Patriot has already sued to force its former parent to continue paying for the health-care costs of certain retirees whom Peabody (BTU) employed before the spinoff. The proposed probe would allow Patriot to subpoena documents related to the spinoff, including those that Peabody has refused to share with the company and Patriot’s union, according to court papers.
Patriot said it is considering whether the 2007 transaction that created it “constituted an actual or constructive fraudulent transfer.” Under bankruptcy law, companies can make recoveries for distribution to all creditors if money was found to have been improperly transferred out of the estate before the bankruptcy filing.
The spinoff rid Peabody of “approximately $600 million of retiree health-care liabilities, along with hundreds of millions of dollars of other liabilities, including environmental reclamation obligations and black lung benefits,” Patriot and its creditors said in court papers.
Vic Svec, a spokesman for Peabody, said in an e-mail that the company will vigorously defend any claims against it related to the Patriot spinoff.
“Peabody Energy has been participating in good faith negotiations regarding a routine information-gathering process relating to the bankruptcy of Patriot Coal Corporation, a company that has been independent from Peabody Energy for more than five years,” Svec said. “Opposing counsel has now asked the bankruptcy court to grant information requests that are clearly unreasonable.”
Patriot has said it needs to shed at least $150 million more in labor costs to avoid liquidating in bankruptcy. The company’s motion to change its collective-bargaining agreements with unionized workers is set to be heard April 29.
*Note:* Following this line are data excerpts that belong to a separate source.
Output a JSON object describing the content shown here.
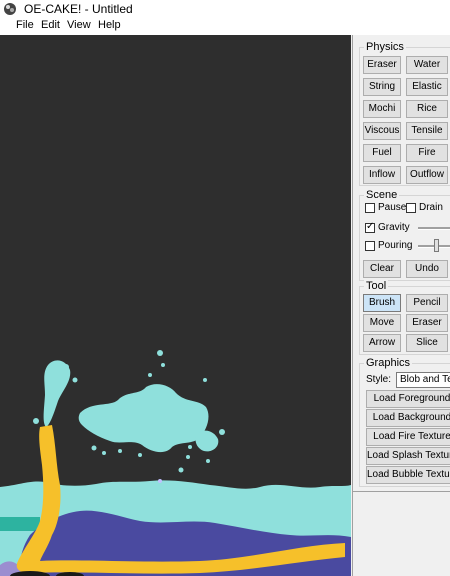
{
  "window": {
    "title": "OE-CAKE! - Untitled"
  },
  "menu": [
    "File",
    "Edit",
    "View",
    "Help"
  ],
  "physics": {
    "label": "Physics",
    "buttons": [
      "Eraser",
      "Water",
      "String",
      "Elastic",
      "Mochi",
      "Rice",
      "Viscous",
      "Tensile",
      "Fuel",
      "Fire",
      "Inflow",
      "Outflow"
    ]
  },
  "scene": {
    "label": "Scene",
    "pause_label": "Pause",
    "pause_checked": false,
    "drain_label": "Drain",
    "drain_checked": false,
    "gravity_label": "Gravity",
    "gravity_checked": true,
    "pouring_label": "Pouring",
    "pouring_checked": false,
    "clear_label": "Clear",
    "undo_label": "Undo"
  },
  "tool": {
    "label": "Tool",
    "buttons": [
      "Brush",
      "Pencil",
      "Move",
      "Eraser",
      "Arrow",
      "Slice"
    ],
    "active": "Brush"
  },
  "graphics": {
    "label": "Graphics",
    "style_label": "Style:",
    "style_value": "Blob and Text",
    "load_buttons": [
      "Load Foreground",
      "Load Background",
      "Load Fire Texture",
      "Load Splash Texture",
      "Load Bubble Texture"
    ]
  },
  "colors": {
    "canvas_bg": "#2e2e2e",
    "water": "#8fe0dc",
    "viscous": "#4a4aa0",
    "fuel": "#f6c02a"
  }
}
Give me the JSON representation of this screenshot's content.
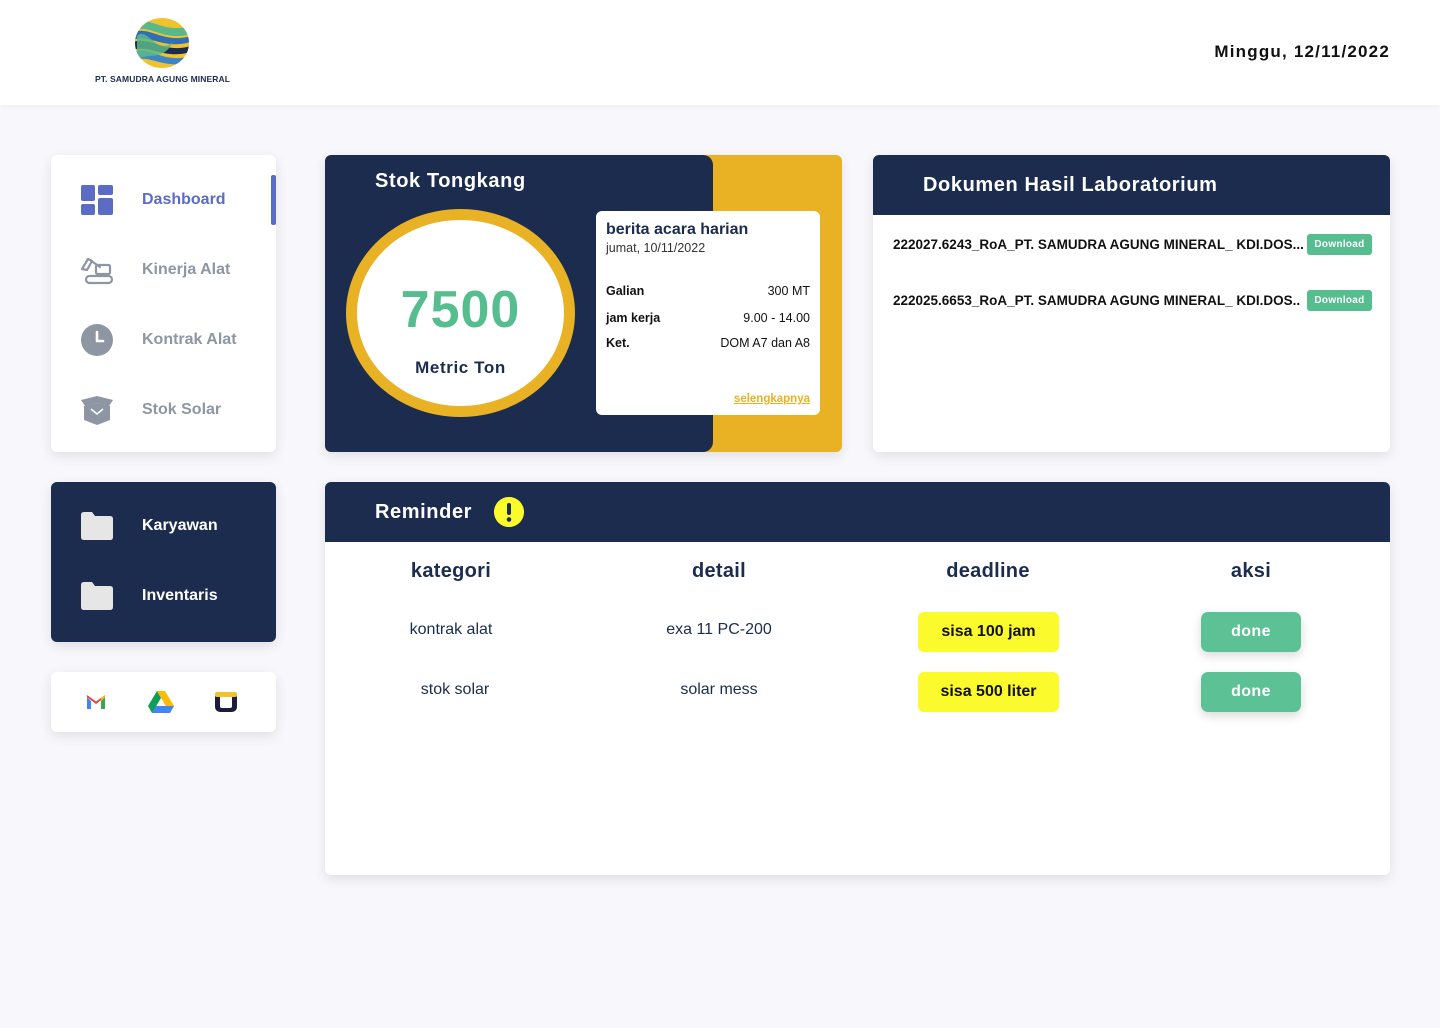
{
  "header": {
    "company_name": "PT. SAMUDRA AGUNG MINERAL",
    "date": "Minggu, 12/11/2022"
  },
  "sidebar": {
    "items": [
      {
        "label": "Dashboard",
        "icon": "dashboard-grid-icon",
        "active": true
      },
      {
        "label": "Kinerja Alat",
        "icon": "excavator-icon",
        "active": false
      },
      {
        "label": "Kontrak Alat",
        "icon": "clock-icon",
        "active": false
      },
      {
        "label": "Stok Solar",
        "icon": "box-icon",
        "active": false
      }
    ],
    "folders": [
      {
        "label": "Karyawan",
        "icon": "folder-icon"
      },
      {
        "label": "Inventaris",
        "icon": "folder-icon"
      }
    ],
    "apps": [
      {
        "name": "gmail",
        "icon": "gmail-icon"
      },
      {
        "name": "google drive",
        "icon": "google-drive-icon"
      },
      {
        "name": "app",
        "icon": "square-app-icon"
      }
    ]
  },
  "stok": {
    "title": "Stok Tongkang",
    "value": "7500",
    "unit": "Metric Ton",
    "berita": {
      "title": "berita acara harian",
      "date": "jumat, 10/11/2022",
      "rows": [
        {
          "key": "Galian",
          "value": "300 MT"
        },
        {
          "key": "jam kerja",
          "value": "9.00 - 14.00"
        },
        {
          "key": "Ket.",
          "value": "DOM A7 dan A8"
        }
      ],
      "more_link": "selengkapnya"
    }
  },
  "dokumen": {
    "title": "Dokumen Hasil Laboratorium",
    "files": [
      {
        "name": "222027.6243_RoA_PT. SAMUDRA AGUNG MINERAL_ KDI.DOS...",
        "action": "Download"
      },
      {
        "name": "222025.6653_RoA_PT. SAMUDRA AGUNG MINERAL_ KDI.DOS..",
        "action": "Download"
      }
    ]
  },
  "reminder": {
    "title": "Reminder",
    "columns": [
      "kategori",
      "detail",
      "deadline",
      "aksi"
    ],
    "rows": [
      {
        "kategori": "kontrak alat",
        "detail": "exa 11 PC-200",
        "deadline": "sisa 100 jam",
        "aksi": "done"
      },
      {
        "kategori": "stok solar",
        "detail": "solar mess",
        "deadline": "sisa 500 liter",
        "aksi": "done"
      }
    ]
  },
  "colors": {
    "navy": "#1b2c4f",
    "accent_gold": "#e9b224",
    "green": "#55bd8e",
    "highlight_yellow": "#fafa2c",
    "active_nav": "#5b6cc4"
  }
}
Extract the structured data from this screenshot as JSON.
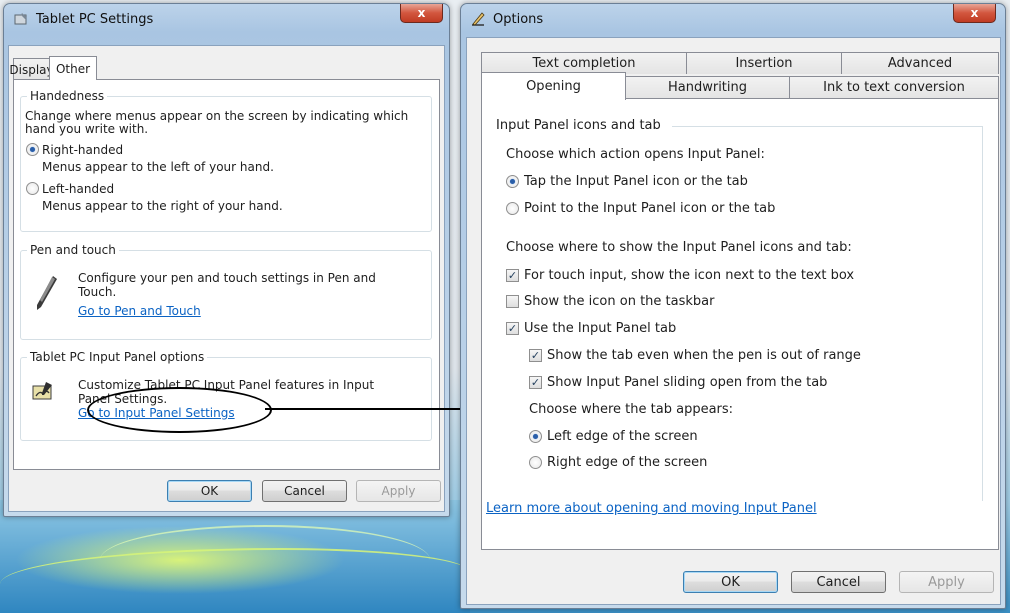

“Patriot is committed to making the changes necessary to emerge as a viable entity for the benefit of all stakeholders, while saving more than 4,000 jobs,” Michael Freitag, a company spokesman, said in a statement today.
Failing to make any changes in employee costs and retiree medical coverage “would simply force the company into liquidation -- and that is the worst possible outcome for retirees, employees and other Patriot stakeholders,” he said.
Patriot has proposed to reduce its obligations by creating a voluntary employees’ beneficiary association, or VEBA, trust administered by the United Mine Workers of America or the UMWA Health and Retirement Funds. The VEBA trust would get funding from Patriot in several different ways -- including an ownership stake in the reorganized company, which is expected to be worth hundreds of millions of dollars.
Patriot will also contribute as much as $300 million, an initial $15 million and future recoveries from litigation, the company has said.
Peabody fell 3 percent today to $19.92 in New York. Patriot closed at 10 cents in over-the-counter trading.
Patriot’s 3.25 percent senior convertible notes due in May last traded at 12 cents on the dollar, and its 8.25 percent notes last traded at 48 cents on the dollar, according to Trace, the bond-price reporting system of the Financial Industry Regulatory Authority.